What about the humble cucumber? The cucumber is a fruit because inside, you have reams of seeds sitting right down the middle. Unfortunately, the question of whether is a cucumber a fruit doesn’t also have a straight answer.
These are classed as vegetables because of taste rather than the way they propagate and grow.
Do Vegetables Have Seeds?
Generally speaking, and following the word of the botanical experts, vegetables don’t have seeds.
However, many are basing the term of what we considered fruits or vegetables based on flavor more than generics.
Sweet Flavored Vegetables
With the number of fruits classed as vegetables, it makes sense that there will be some veggies classed as fruits.
You won’t find any based on what have seeds, and what doesn’t, however, once you throw flavor into the mix, and then you will find some.
Some varieties of veggies possess a naturally sweet flavor when compared to most other vegetables. You can see these as they are often used when baking.
Sweet potato pie is a classic dish, and despite their sweet flavor, a sweet potato is a root vegetable and not a fruit.
Likewise, yams are another edible tuber, and when you look, you may find other vegetables that are naturally sweet, such as beets, carrots, and turnips.
What is the Difference Between a Fruit and a Vegetable in Nutrition?
One final area that can show a difference rather than muddy the waters can be nutrition.
Both are closer hear than you may think. They are high in fiber, vitamins, minerals along with plant compounds and antioxidants. Besides this, they are both low in sodium.
Fruits, however, are not like vegetables when it comes to sugar content. They are naturally higher, and in some cases, they contain double the sugars of vegetables.
As a comparison, the same measure of a cup of apples and a cup of broccoli. The broccoli has 2 grams of sugar while the apples have 13 grams of natural sugars.
You may also find some varieties of fruits contain more fiber than like their vegetable counterparts.
Another difference being water content. We often see fruits as juice-filled things; however, they contain between 61 to 89% water. Plants are higher than this with 84-95% water in green leafy varieties.

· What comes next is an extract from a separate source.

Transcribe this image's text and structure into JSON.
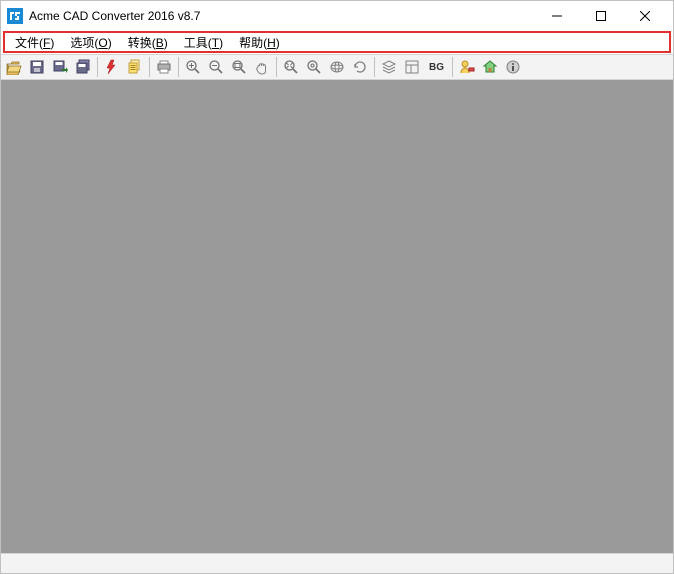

Here you can find the highlights of nutrition between some groups of vegetables and fruits.
- Leafy greens: Packed with carotenoids like lutein, and can help reduce risks of cancer, strokes, and heart disease.
- Cruciferous vegetables: Full of glucosinolates that can help reduce cancer risks
- Tubers: Full of fiber and excellent sources of vitamin c, beta-carotene, B-vitamins, and potassium.
- Berries: Packed with useful anti-inflammatory compounds that can reduce oxidative stress and helps increase heart health.
- Citrus fruits: Packed full of vitamin C, beta-carotene, and antioxidants as well as folate. Helps reduce the effects of degenerative disease.
You will find a distinct difference between a fruit and a vegetable. However, when you come to grow any type in your garden, it is the crop specifics, which matter more than what other groups of individuals call them.
The main thing is either are perfect for growing in your garden as long as you have the right environment to deliver all your crops require.